Cahermoyle, Dangan, Co. Clare
Co. Clare |
Ringforts
On the nineteenth-century Ordnance Survey maps of County Clare, this site is labelled "Cahermoyle caves", which is a curious misnomer for what is actually a cashel, a type of dry-stone ringfort built from unmortared stone.
That cartographic oddity is one of the first hints that this place has been somewhat misread across the centuries. It sits on a north-east-facing slope near a rocky cliff in the townland of Dangan, half-swallowed by scrub at the edge of reclaimed pasture. The surrounding high ground closes in on most sides, but through a craggy gap to the north-west there is a long view out to Galway Bay, and to the west-south-west the Rath of Ballyallaban and the Aghaglinny valley come into sight.
The cashel itself is roughly circular, with an internal diameter of just over twenty-five metres. Its wall, built from undressed and uncoursed limestone slabs laid flat, still stands to an external height of up to two metres in places, and along the north-west to north arc there is a possible internal terrace that the antiquarian Thomas Johnson Westropp, writing in 1901, described as paved with thin slabs. The east-facing entrance is where the site becomes particularly interesting. When Westropp recorded it at the turn of the twentieth century, each side was lined by three orthostats, upright standing stones, and the whole was capped by two massive lintels each roughly two and a half metres long.
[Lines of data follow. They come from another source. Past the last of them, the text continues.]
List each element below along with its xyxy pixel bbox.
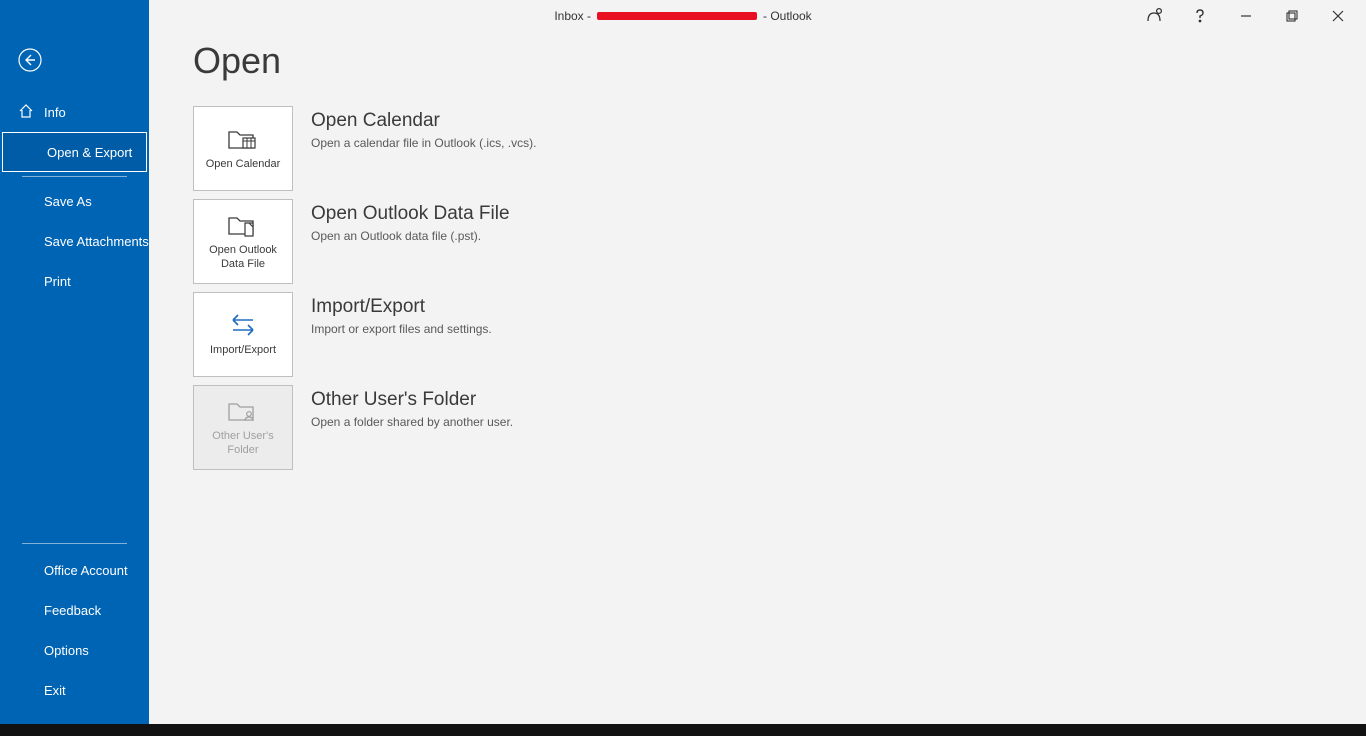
open-data-file-tile-label: Open Outlook Data File	[198, 244, 288, 270]
data-file-icon	[227, 212, 259, 238]
nav-feedback[interactable]: Feedback	[0, 590, 149, 630]
title-suffix: - Outlook	[763, 9, 812, 23]
window-controls	[1126, 0, 1366, 32]
taskbar	[0, 724, 1366, 736]
other-user-folder-tile-label: Other User's Folder	[198, 430, 288, 456]
open-data-file-desc: Open an Outlook data file (.pst).	[311, 229, 510, 243]
nav-print[interactable]: Print	[0, 261, 149, 301]
page-title: Open	[193, 40, 1322, 82]
open-calendar-tile[interactable]: Open Calendar	[193, 106, 293, 191]
help-icon[interactable]	[1186, 2, 1214, 30]
open-calendar-tile-label: Open Calendar	[206, 158, 281, 171]
open-calendar-desc: Open a calendar file in Outlook (.ics, .…	[311, 136, 536, 150]
option-open-data-file: Open Outlook Data File Open Outlook Data…	[193, 199, 1322, 284]
nav-save-attachments[interactable]: Save Attachments	[0, 221, 149, 261]
coming-soon-icon[interactable]	[1140, 2, 1168, 30]
import-export-icon	[227, 312, 259, 338]
other-user-folder-tile[interactable]: Other User's Folder	[193, 385, 293, 470]
back-button[interactable]	[10, 40, 50, 80]
nav-open-export[interactable]: Open & Export	[2, 132, 147, 172]
other-user-folder-title: Other User's Folder	[311, 389, 513, 411]
nav-options[interactable]: Options	[0, 630, 149, 670]
nav-info[interactable]: Info	[0, 92, 149, 132]
backstage-sidebar: Info Open & Export Save As Save Attachme…	[0, 0, 149, 724]
nav-save-as-label: Save As	[44, 194, 92, 209]
minimize-button[interactable]	[1232, 2, 1260, 30]
open-data-file-title: Open Outlook Data File	[311, 203, 510, 225]
maximize-button[interactable]	[1278, 2, 1306, 30]
other-user-folder-desc: Open a folder shared by another user.	[311, 415, 513, 429]
nav-options-label: Options	[44, 643, 89, 658]
import-export-tile-label: Import/Export	[210, 344, 276, 357]
nav-save-attachments-label: Save Attachments	[44, 234, 149, 249]
import-export-tile[interactable]: Import/Export	[193, 292, 293, 377]
title-bar: Inbox - - Outlook	[0, 0, 1366, 32]
option-other-user-folder: Other User's Folder Other User's Folder …	[193, 385, 1322, 470]
close-button[interactable]	[1324, 2, 1352, 30]
nav-divider	[22, 176, 127, 177]
redacted-account	[597, 12, 757, 20]
nav-office-account-label: Office Account	[44, 563, 128, 578]
nav-divider-bottom	[22, 543, 127, 544]
home-icon	[18, 103, 34, 122]
title-prefix: Inbox -	[554, 9, 591, 23]
nav-print-label: Print	[44, 274, 71, 289]
nav-exit[interactable]: Exit	[0, 670, 149, 710]
main-content: Open Open Calendar Open Calendar Open a …	[149, 0, 1366, 724]
nav-exit-label: Exit	[44, 683, 66, 698]
nav-open-export-label: Open & Export	[47, 145, 132, 160]
import-export-desc: Import or export files and settings.	[311, 322, 492, 336]
open-data-file-tile[interactable]: Open Outlook Data File	[193, 199, 293, 284]
option-open-calendar: Open Calendar Open Calendar Open a calen…	[193, 106, 1322, 191]
nav-save-as[interactable]: Save As	[0, 181, 149, 221]
nav-office-account[interactable]: Office Account	[0, 550, 149, 590]
option-import-export: Import/Export Import/Export Import or ex…	[193, 292, 1322, 377]
import-export-title: Import/Export	[311, 296, 492, 318]
nav-feedback-label: Feedback	[44, 603, 101, 618]
nav-info-label: Info	[44, 105, 66, 120]
open-calendar-title: Open Calendar	[311, 110, 536, 132]
calendar-folder-icon	[227, 126, 259, 152]
other-user-folder-icon	[227, 398, 259, 424]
By the time of later inspection, that arrangement had been reduced: only one upright remains in position on the south side, standing 1.32 metres high, with its counterpart on the north side displaced. Beneath the interior, south of centre, lies a souterrain, an underground stone-lined passage of the kind often associated with early medieval settlement and used variously for storage or refuge. Westropp also identified the site as very likely the "Cahernagree" mentioned in seventeenth-century documents, including the Book of Distribution, which names one Dominick Lynch of Kahirnegree as a local landowner, suggesting the cashel retained enough presence on the landscape to anchor place names and property records long after it had ceased to function as a settlement.